1823-1831 First Anglo-Ashanti War
1863-1864 Second Anglo-Ashanti War
1873-1874 Third Anglo-Ashanti War. In 1871 Britain purchased the Dutch Gold Coast from Holland including Elmina which was claimed by the Ashanti. Under Garnet Wolseley British won Battle of Amoaful (31st Jan) and Battle of Ordashu (4th Feb). The capital Kumasi briefly abandoned by the Ashanti and burned by the British. Correspondents were impressed by the palace and the 'rows of books in many languages'. 50,000 ounces of gold demanded from the Ashanti king in the subsequent treaty.

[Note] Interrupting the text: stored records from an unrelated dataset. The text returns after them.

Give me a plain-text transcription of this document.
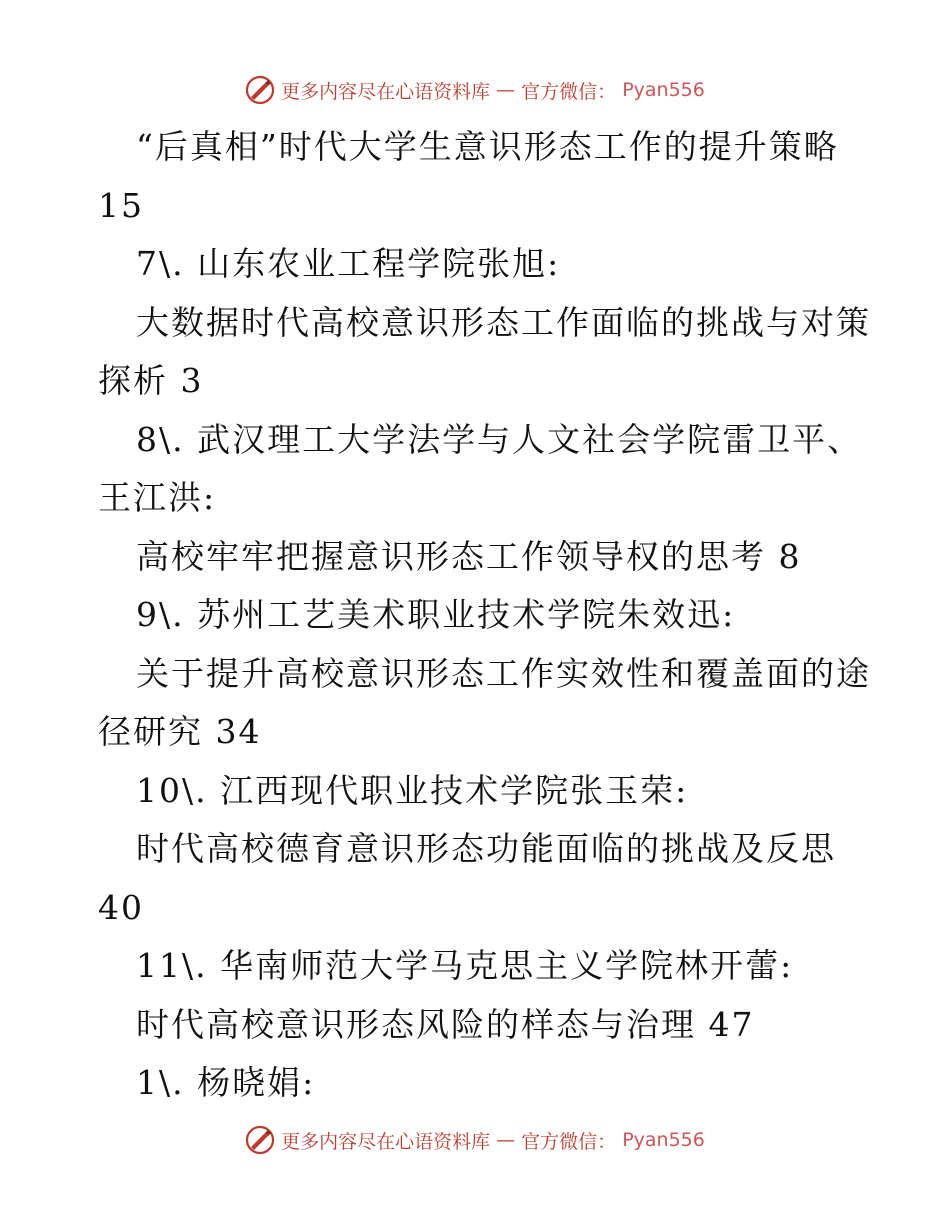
更多内容尽在心语资料库 — 官方微信： Pyan556
“后真相”时代大学生意识形态工作的提升策略
15
7\. 山东农业工程学院张旭:
大数据时代高校意识形态工作面临的挑战与对策
探析 3
8\. 武汉理工大学法学与人文社会学院雷卫平、
王江洪:
高校牢牢把握意识形态工作领导权的思考 8
9\. 苏州工艺美术职业技术学院朱效迅:
关于提升高校意识形态工作实效性和覆盖面的途
径研究 34
10\. 江西现代职业技术学院张玉荣:
时代高校德育意识形态功能面临的挑战及反思
40
11\. 华南师范大学马克思主义学院林开蕾:
时代高校意识形态风险的样态与治理 47
1\. 杨晓娟:
更多内容尽在心语资料库 — 官方微信： Pyan556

1895-1896 Fourth Anglo-Ashanti War. Ashanti wished to keep German and British forces out of their territory (and its gold). War started on pretext of non-failure to honour the exploitative terms of the earlier treaty. Leadership exiled to the Seychelles.
1900 Fifth Anglo-Ashanti War (War of the Golden Stool) led by Queen Yaa Asantewaa. 1902 Ashanteland made a protectorate of the British Crown.

Sudan

1820 Muhammed Ali Pasha nominal vassal of Ottoman Turks conquered northern Sudan with the south annexed under his grandson Ismail Pasha. In 1869 the opening of the Suez canal attracted attention of the Great Powers and when Ismail Pasha ran up large debts in the 70's mainly on account of the fall in the price of cotton after the American Civil war he was displaced from the throne in 1879 by his son Tewfik Pasha at the instigation of Britain and France much to the consternation of Egyptian nationalists. Muhammed ibn Abdalla, the Mahdi or 'Guided One' took advantage of the Anglo-Egyptian war and with some support from Egyptian nationalists attempted to impose an Islamic government leading to the death of General Gordon at Khartoum in 1885. Succeeded by his son, Abdallahi ibn Muhammed. From 1885-1898 the population of Sudan collapsed from 8 million to 3 million due to famine, disease, war and persecution. After the battles of Abdara and Omdurman led by Kitchener the British forced Abbas II (Tewfik's son and successor) to accept complete British control in the Sudan. Officially Britain's role was only an advisory one in Egypt but behind the scenes they pulled all the strings.